LLMs as Autonomous Agents: Decision-Making through Adaptive Closed-Loop Planning

Chao Zhang (Georgia Institute of Technology)

Abstract: Large Language Models (LLMs) have shown great promise as autonomous agents for sequential decision-making tasks in interactive environments. Existing LLM agents often rely on greedy action-taking or static planning, making their performance degenerate as problem complexity and plan horizons increase. In this talk, I will introduce our recent work AdaPlanner, which allows the LLM agent to refine its self-generated plan adaptively in response to environmental feedback. In AdaPlanner, the LLM agent adaptively refines its plan from feedback with both in-plan and out-of-plan refinement strategies. Furthermore, AdaPlanner features a code generation interface that reduces hallucination; as well as a skill discovery mechanism that uses successful plans as few-shot exemplars to improve sample efficiency. AdaPlanner achieves state-of-the-art performance in environments such as ALFWorld and MiniWoB++ and showcases versatility across tasks, environments, and agent capabilities. I will conclude the talk by sharing the potential extensions of AdaPlanner and the future directions of using LLMs as agents for decision-making tasks.

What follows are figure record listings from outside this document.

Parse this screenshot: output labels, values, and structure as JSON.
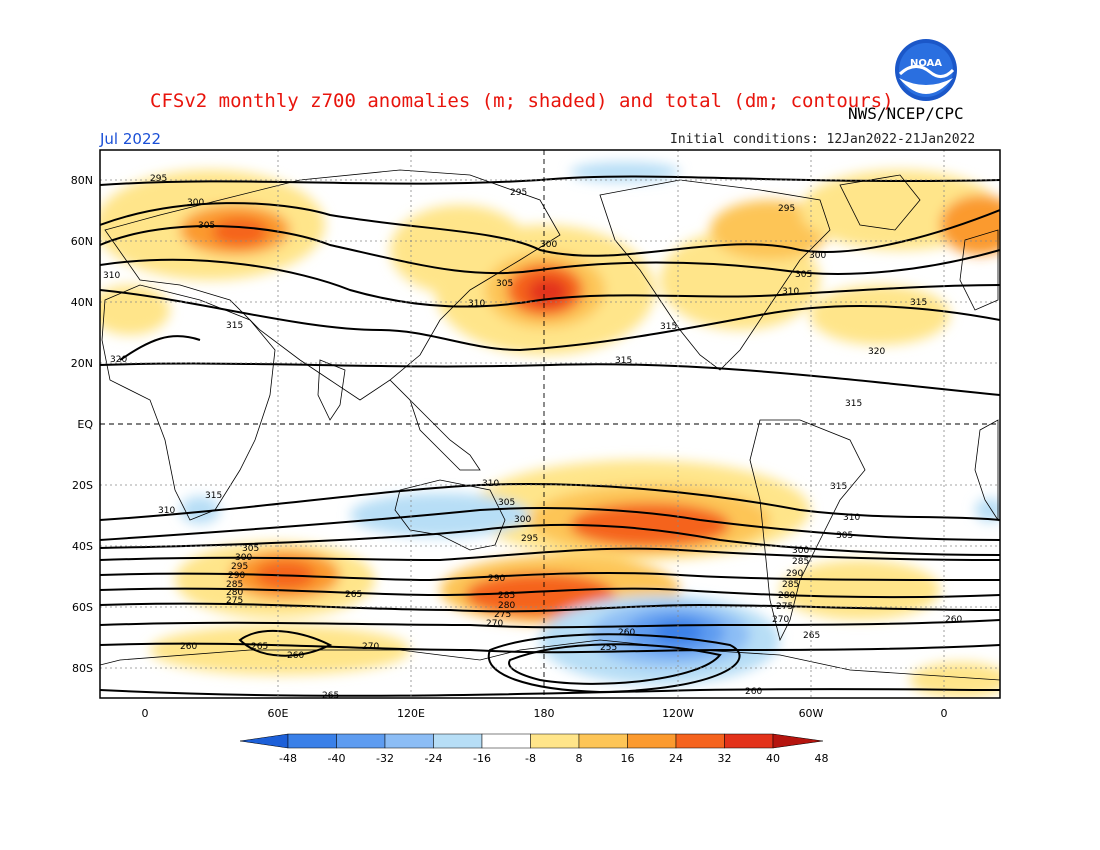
{
  "header": {
    "title": "CFSv2 monthly z700 anomalies (m; shaded) and total (dm; contours)",
    "org": "NWS/NCEP/CPC",
    "logo_text": "NOAA",
    "month": "Jul 2022",
    "initial_conditions": "Initial conditions: 12Jan2022-21Jan2022"
  },
  "map": {
    "lat_labels": [
      "80N",
      "60N",
      "40N",
      "20N",
      "EQ",
      "20S",
      "40S",
      "60S",
      "80S"
    ],
    "lon_labels": [
      "0",
      "60E",
      "120E",
      "180",
      "120W",
      "60W",
      "0"
    ],
    "contour_labels": [
      "295",
      "300",
      "305",
      "310",
      "315",
      "320",
      "310",
      "305",
      "300",
      "295",
      "290",
      "285",
      "280",
      "275",
      "270",
      "265",
      "260",
      "255"
    ]
  },
  "colorbar": {
    "ticks": [
      "-48",
      "-40",
      "-32",
      "-24",
      "-16",
      "-8",
      "8",
      "16",
      "24",
      "32",
      "40",
      "48"
    ],
    "colors": [
      "#1c5fd8",
      "#3a80e8",
      "#5e9cf0",
      "#8cbdf5",
      "#b7def6",
      "#ffffff",
      "#ffe58a",
      "#fdc557",
      "#fb9a2f",
      "#f5631e",
      "#e3321a",
      "#b5140e"
    ]
  },
  "colors": {
    "title": "#e8140c",
    "month": "#1a4fd6"
  }
}
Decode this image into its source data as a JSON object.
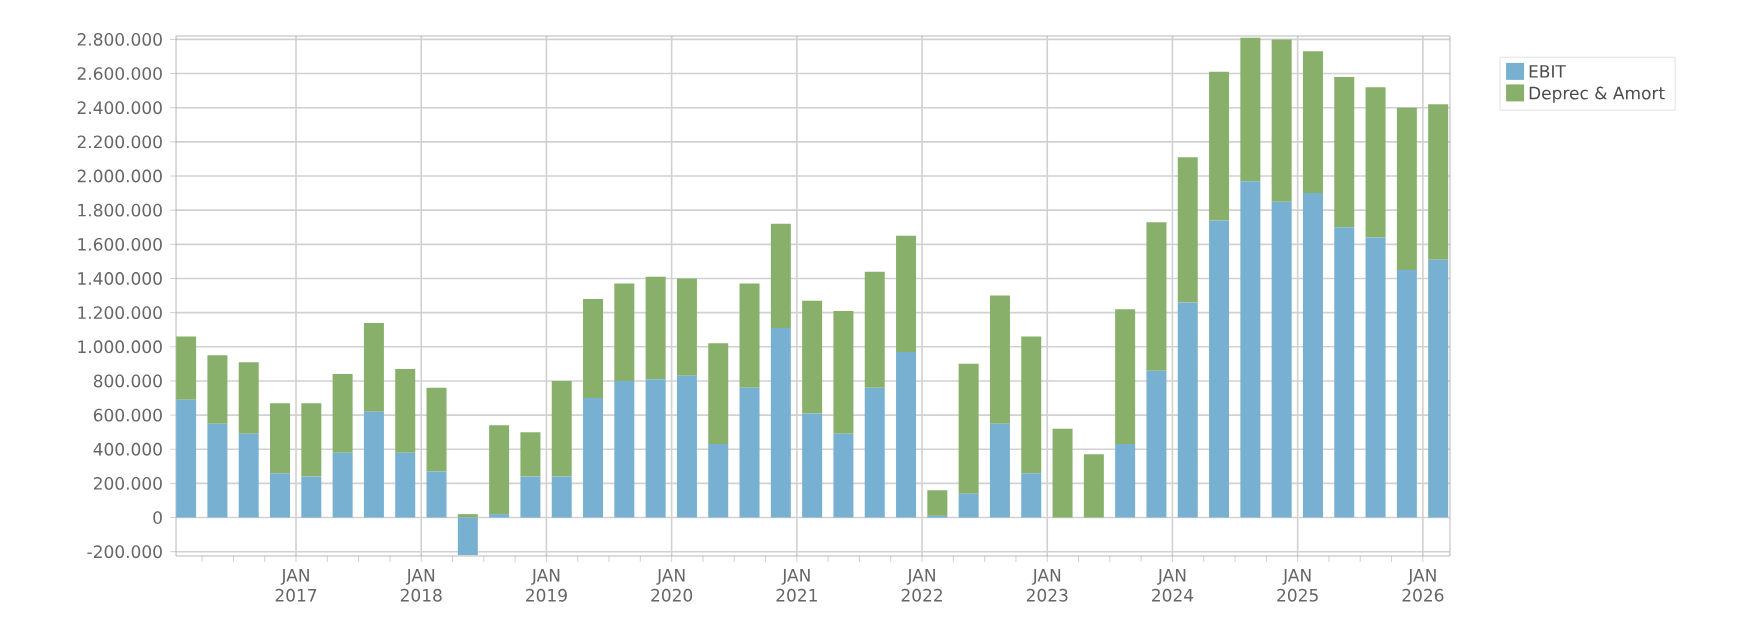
{
  "chart_data": {
    "type": "bar",
    "stacked": true,
    "grid": true,
    "legend": "right",
    "x": [
      "2016-02-15",
      "2016-05-15",
      "2016-08-15",
      "2016-11-15",
      "2017-02-15",
      "2017-05-15",
      "2017-08-15",
      "2017-11-15",
      "2018-02-15",
      "2018-05-15",
      "2018-08-15",
      "2018-11-15",
      "2019-02-15",
      "2019-05-15",
      "2019-08-15",
      "2019-11-15",
      "2020-02-15",
      "2020-05-15",
      "2020-08-15",
      "2020-11-15",
      "2021-02-15",
      "2021-05-15",
      "2021-08-15",
      "2021-11-15",
      "2022-02-15",
      "2022-05-15",
      "2022-08-15",
      "2022-11-15",
      "2023-02-15",
      "2023-05-15",
      "2023-08-15",
      "2023-11-15",
      "2024-02-15",
      "2024-05-15",
      "2024-08-15",
      "2024-11-15",
      "2025-02-15",
      "2025-05-15",
      "2025-08-15",
      "2025-11-15",
      "2026-02-15"
    ],
    "series": [
      {
        "name": "EBIT",
        "color": "#78b0d2",
        "values": [
          690000,
          550000,
          490000,
          260000,
          240000,
          380000,
          620000,
          380000,
          270000,
          -220000,
          20000,
          240000,
          240000,
          700000,
          800000,
          810000,
          830000,
          430000,
          760000,
          1110000,
          610000,
          490000,
          760000,
          970000,
          10000,
          140000,
          550000,
          260000,
          null,
          null,
          430000,
          860000,
          1260000,
          1740000,
          1970000,
          1850000,
          1900000,
          1700000,
          1640000,
          1450000,
          1510000
        ]
      },
      {
        "name": "Deprec & Amort",
        "color": "#88b06a",
        "values": [
          370000,
          400000,
          420000,
          410000,
          430000,
          460000,
          520000,
          490000,
          490000,
          20000,
          520000,
          260000,
          560000,
          580000,
          570000,
          600000,
          570000,
          590000,
          610000,
          610000,
          660000,
          720000,
          680000,
          680000,
          150000,
          760000,
          750000,
          800000,
          520000,
          370000,
          790000,
          870000,
          850000,
          870000,
          840000,
          950000,
          830000,
          880000,
          880000,
          950000,
          910000
        ]
      }
    ],
    "xlim": [
      "2016-01-16",
      "2026-03-19"
    ],
    "xticks": [
      {
        "value": "2016-04-01",
        "label": null
      },
      {
        "value": "2016-07-01",
        "label": null
      },
      {
        "value": "2016-10-01",
        "label": null
      },
      {
        "value": "2017-01-01",
        "label": "JAN 2017"
      },
      {
        "value": "2017-04-01",
        "label": null
      },
      {
        "value": "2017-07-01",
        "label": null
      },
      {
        "value": "2017-10-01",
        "label": null
      },
      {
        "value": "2018-01-01",
        "label": "JAN 2018"
      },
      {
        "value": "2018-04-01",
        "label": null
      },
      {
        "value": "2018-07-01",
        "label": null
      },
      {
        "value": "2018-10-01",
        "label": null
      },
      {
        "value": "2019-01-01",
        "label": "JAN 2019"
      },
      {
        "value": "2019-04-01",
        "label": null
      },
      {
        "value": "2019-07-01",
        "label": null
      },
      {
        "value": "2019-10-01",
        "label": null
      },
      {
        "value": "2020-01-01",
        "label": "JAN 2020"
      },
      {
        "value": "2020-04-01",
        "label": null
      },
      {
        "value": "2020-07-01",
        "label": null
      },
      {
        "value": "2020-10-01",
        "label": null
      },
      {
        "value": "2021-01-01",
        "label": "JAN 2021"
      },
      {
        "value": "2021-04-01",
        "label": null
      },
      {
        "value": "2021-07-01",
        "label": null
      },
      {
        "value": "2021-10-01",
        "label": null
      },
      {
        "value": "2022-01-01",
        "label": "JAN 2022"
      },
      {
        "value": "2022-04-01",
        "label": null
      },
      {
        "value": "2022-07-01",
        "label": null
      },
      {
        "value": "2022-10-01",
        "label": null
      },
      {
        "value": "2023-01-01",
        "label": "JAN 2023"
      },
      {
        "value": "2023-04-01",
        "label": null
      },
      {
        "value": "2023-07-01",
        "label": null
      },
      {
        "value": "2023-10-01",
        "label": null
      },
      {
        "value": "2024-01-01",
        "label": "JAN 2024"
      },
      {
        "value": "2024-04-01",
        "label": null
      },
      {
        "value": "2024-07-01",
        "label": null
      },
      {
        "value": "2024-10-01",
        "label": null
      },
      {
        "value": "2025-01-01",
        "label": "JAN 2025"
      },
      {
        "value": "2025-04-01",
        "label": null
      },
      {
        "value": "2025-07-01",
        "label": null
      },
      {
        "value": "2025-10-01",
        "label": null
      },
      {
        "value": "2026-01-01",
        "label": "JAN 2026"
      }
    ],
    "ylim": [
      -225000,
      2820000
    ],
    "yticks": [
      {
        "value": -200000,
        "label": "-200.000"
      },
      0,
      {
        "value": 200000,
        "label": "200.000"
      },
      {
        "value": 400000,
        "label": "400.000"
      },
      {
        "value": 600000,
        "label": "600.000"
      },
      {
        "value": 800000,
        "label": "800.000"
      },
      {
        "value": 1000000,
        "label": "1.000.000"
      },
      {
        "value": 1200000,
        "label": "1.200.000"
      },
      {
        "value": 1400000,
        "label": "1.400.000"
      },
      {
        "value": 1600000,
        "label": "1.600.000"
      },
      {
        "value": 1800000,
        "label": "1.800.000"
      },
      {
        "value": 2000000,
        "label": "2.000.000"
      },
      {
        "value": 2200000,
        "label": "2.200.000"
      },
      {
        "value": 2400000,
        "label": "2.400.000"
      },
      {
        "value": 2600000,
        "label": "2.600.000"
      },
      {
        "value": 2800000,
        "label": "2.800.000"
      }
    ]
  }
}
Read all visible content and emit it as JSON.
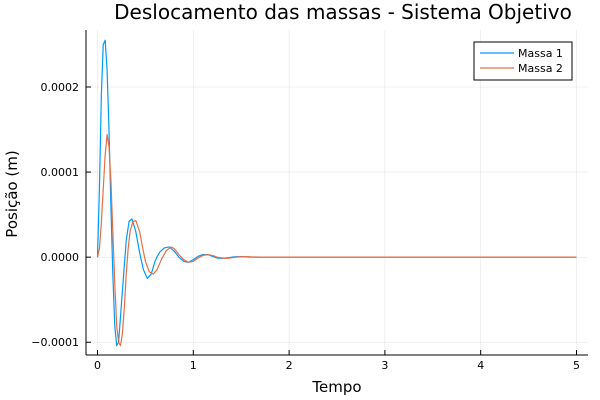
{
  "chart_data": {
    "type": "line",
    "title": "Deslocamento das massas - Sistema Objetivo",
    "xlabel": "Tempo",
    "ylabel": "Posição (m)",
    "xlim": [
      -0.12,
      5.12
    ],
    "ylim": [
      -0.000115,
      0.000267
    ],
    "x_ticks": [
      0,
      1,
      2,
      3,
      4,
      5
    ],
    "x_tick_labels": [
      "0",
      "1",
      "2",
      "3",
      "4",
      "5"
    ],
    "y_ticks": [
      -0.0001,
      0.0,
      0.0001,
      0.0002
    ],
    "y_tick_labels": [
      "-0.0001",
      "0.0000",
      "0.0001",
      "0.0002"
    ],
    "grid": true,
    "legend_position": "top-right",
    "series": [
      {
        "name": "Massa 1",
        "color": "#009AFA",
        "x": [
          0.0,
          0.02,
          0.04,
          0.06,
          0.08,
          0.1,
          0.12,
          0.14,
          0.16,
          0.18,
          0.2,
          0.22,
          0.24,
          0.27,
          0.3,
          0.33,
          0.36,
          0.4,
          0.44,
          0.48,
          0.52,
          0.56,
          0.6,
          0.62,
          0.65,
          0.7,
          0.75,
          0.8,
          0.85,
          0.9,
          0.95,
          1.0,
          1.05,
          1.1,
          1.15,
          1.2,
          1.25,
          1.3,
          1.35,
          1.4,
          1.45,
          1.5,
          1.55,
          1.6,
          1.7,
          1.8,
          1.9,
          2.0,
          2.5,
          3.0,
          3.5,
          4.0,
          4.5,
          5.0
        ],
        "y": [
          0.0,
          8e-05,
          0.00019,
          0.00025,
          0.000255,
          0.00022,
          0.00015,
          6e-05,
          -2e-05,
          -8e-05,
          -0.000104,
          -0.0001,
          -7e-05,
          -2.5e-05,
          2e-05,
          4.2e-05,
          4.5e-05,
          3e-05,
          5e-06,
          -1.5e-05,
          -2.5e-05,
          -2e-05,
          -5e-06,
          0.0,
          6e-06,
          1.1e-05,
          1.2e-05,
          7e-06,
          0.0,
          -5e-06,
          -6e-06,
          -3e-06,
          1e-06,
          3e-06,
          3e-06,
          1e-06,
          -1e-06,
          -1.5e-06,
          -1e-06,
          0.0,
          5e-07,
          6e-07,
          3e-07,
          0.0,
          0.0,
          0.0,
          0.0,
          0.0,
          0.0,
          0.0,
          0.0,
          0.0,
          0.0,
          0.0
        ]
      },
      {
        "name": "Massa 2",
        "color": "#E26F46",
        "x": [
          0.0,
          0.02,
          0.04,
          0.06,
          0.08,
          0.1,
          0.12,
          0.14,
          0.16,
          0.18,
          0.2,
          0.22,
          0.24,
          0.26,
          0.28,
          0.3,
          0.32,
          0.34,
          0.37,
          0.4,
          0.44,
          0.47,
          0.5,
          0.54,
          0.58,
          0.62,
          0.67,
          0.72,
          0.77,
          0.8,
          0.85,
          0.9,
          0.95,
          1.0,
          1.05,
          1.1,
          1.15,
          1.2,
          1.25,
          1.3,
          1.35,
          1.4,
          1.45,
          1.5,
          1.55,
          1.6,
          1.7,
          1.8,
          1.9,
          2.0,
          2.5,
          3.0,
          3.5,
          4.0,
          4.5,
          5.0
        ],
        "y": [
          0.0,
          1e-05,
          4e-05,
          8e-05,
          0.00012,
          0.000144,
          0.00013,
          9e-05,
          3e-05,
          -3e-05,
          -8e-05,
          -0.0001,
          -0.000104,
          -9e-05,
          -6e-05,
          -2e-05,
          1e-05,
          3e-05,
          4.2e-05,
          4.3e-05,
          3e-05,
          1.2e-05,
          -5e-06,
          -1.7e-05,
          -2e-05,
          -1.5e-05,
          -2e-06,
          8e-06,
          1.2e-05,
          1e-05,
          3e-06,
          -3e-06,
          -6e-06,
          -5e-06,
          -1e-06,
          2e-06,
          3e-06,
          2e-06,
          0.0,
          -1e-06,
          -1.5e-06,
          -8e-07,
          0.0,
          5e-07,
          6e-07,
          3e-07,
          0.0,
          0.0,
          0.0,
          0.0,
          0.0,
          0.0,
          0.0,
          0.0,
          0.0,
          0.0
        ]
      }
    ]
  }
}
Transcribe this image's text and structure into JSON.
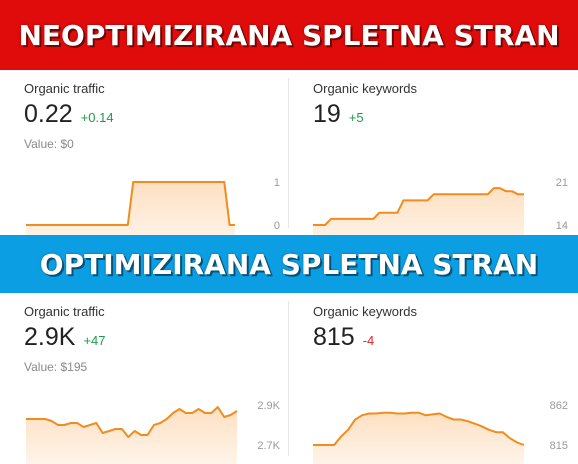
{
  "top_banner": {
    "text": "NEOPTIMIZIRANA SPLETNA STRAN",
    "color": "#e00b0b"
  },
  "bottom_banner": {
    "text": "OPTIMIZIRANA SPLETNA STRAN",
    "color": "#0c9ee3"
  },
  "colors": {
    "line": "#f28c1e",
    "fill_top": "#fde0c2",
    "fill_bottom": "#fff8f1",
    "positive": "#1e9b4a",
    "negative": "#e3242b"
  },
  "unoptimized": {
    "traffic": {
      "title": "Organic traffic",
      "value": "0.22",
      "delta": "+0.14",
      "delta_sign": "pos",
      "value_label": "Value: $0",
      "chart_data": {
        "type": "area",
        "y_ticks": [
          "1",
          "0"
        ],
        "ylim": [
          0,
          1
        ],
        "values": [
          0,
          0,
          0,
          0,
          0,
          0,
          0,
          0,
          0,
          0,
          0,
          0,
          0,
          0,
          0,
          0,
          0,
          0,
          0,
          0,
          1,
          1,
          1,
          1,
          1,
          1,
          1,
          1,
          1,
          1,
          1,
          1,
          1,
          1,
          1,
          1,
          1,
          1,
          0,
          0
        ]
      }
    },
    "keywords": {
      "title": "Organic keywords",
      "value": "19",
      "delta": "+5",
      "delta_sign": "pos",
      "chart_data": {
        "type": "area",
        "y_ticks": [
          "21",
          "14"
        ],
        "ylim": [
          14,
          21
        ],
        "values": [
          14,
          14,
          14,
          15,
          15,
          15,
          15,
          15,
          15,
          15,
          15,
          16,
          16,
          16,
          16,
          18,
          18,
          18,
          18,
          18,
          19,
          19,
          19,
          19,
          19,
          19,
          19,
          19,
          19,
          19,
          20,
          20,
          19.5,
          19.5,
          19,
          19
        ]
      }
    }
  },
  "optimized": {
    "traffic": {
      "title": "Organic traffic",
      "value": "2.9K",
      "delta": "+47",
      "delta_sign": "pos",
      "value_label": "Value: $195",
      "chart_data": {
        "type": "area",
        "y_ticks": [
          "2.9K",
          "2.7K"
        ],
        "ylim": [
          2.7,
          2.9
        ],
        "values": [
          2.83,
          2.83,
          2.83,
          2.83,
          2.82,
          2.8,
          2.8,
          2.81,
          2.81,
          2.79,
          2.8,
          2.81,
          2.76,
          2.77,
          2.78,
          2.78,
          2.74,
          2.77,
          2.75,
          2.75,
          2.8,
          2.81,
          2.83,
          2.86,
          2.88,
          2.86,
          2.86,
          2.88,
          2.86,
          2.86,
          2.89,
          2.84,
          2.85,
          2.87
        ]
      }
    },
    "keywords": {
      "title": "Organic keywords",
      "value": "815",
      "delta": "-4",
      "delta_sign": "neg",
      "chart_data": {
        "type": "area",
        "y_ticks": [
          "862",
          "815"
        ],
        "ylim": [
          815,
          862
        ],
        "values": [
          815,
          815,
          815,
          815,
          825,
          833,
          845,
          850,
          852,
          852,
          853,
          853,
          852,
          852,
          853,
          853,
          850,
          851,
          852,
          848,
          845,
          845,
          843,
          840,
          837,
          833,
          830,
          830,
          823,
          818,
          815
        ]
      }
    }
  }
}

Novel Empirical Likelihood Inference for the Mean Difference with Right-Censored Data

Yichuan Zhao (Georgia State University)

Abstract: This paper focuses on comparing two means and finding a confidence interval for the difference of two means with right-censored data using the empirical likelihood method combined with the i.i.d. random functions representation. Some early researchers proposed empirical likelihood-based confidence intervals for the mean difference based on right-censored data using the synthetic data approach. However, their empirical log-likelihood ratio statistic has a scaled chi-squared distribution. To avoid the estimation of the scale parameter in constructing confidence intervals, we propose an empirical likelihood method based on the i.i.d. representation of Kaplan–Meier weights involved in the empirical likelihood ratio. We obtain the standard chi-squared distribution. We also apply the adjusted empirical likelihood to improve coverage accuracy for small samples. We investigate a new empirical likelihood method, the mean empirical likelihood, within the framework of our study. Via extensive simulations, the proposed empirical likelihood confidence interval has better coverage accuracy than those from existing methods. Finally, our findings are illustrated with a real data set.

Steering the Attention of Large Language Models

Tuo Zhao (Georgia Institute of Technology)

Abstract: Large language models (LLMs) like ChatGPT and GPT-4 are transforming our daily lives through their ability to generate human-like text. The superior performance of LLMs stems from massive transformer models, self-attention mechanisms, pre-training on massive datasets, and fine-tuning with human feedback.

In this talk, I will first provide an overview of LLMs with a focus on self-attention mechanisms, and then share some recent advance on steering the self-attention of LLMs to better align them with a user’s prompts and instructions. Specifically, through simple and efficient post-hoc attention reweighting, we can highlight critical content specified by the user, enhancing the instruction-following capabilities of LLMs. This allows us to exert more control over how LLMs allocate attention, leading to more controllable and beneficial LLMs.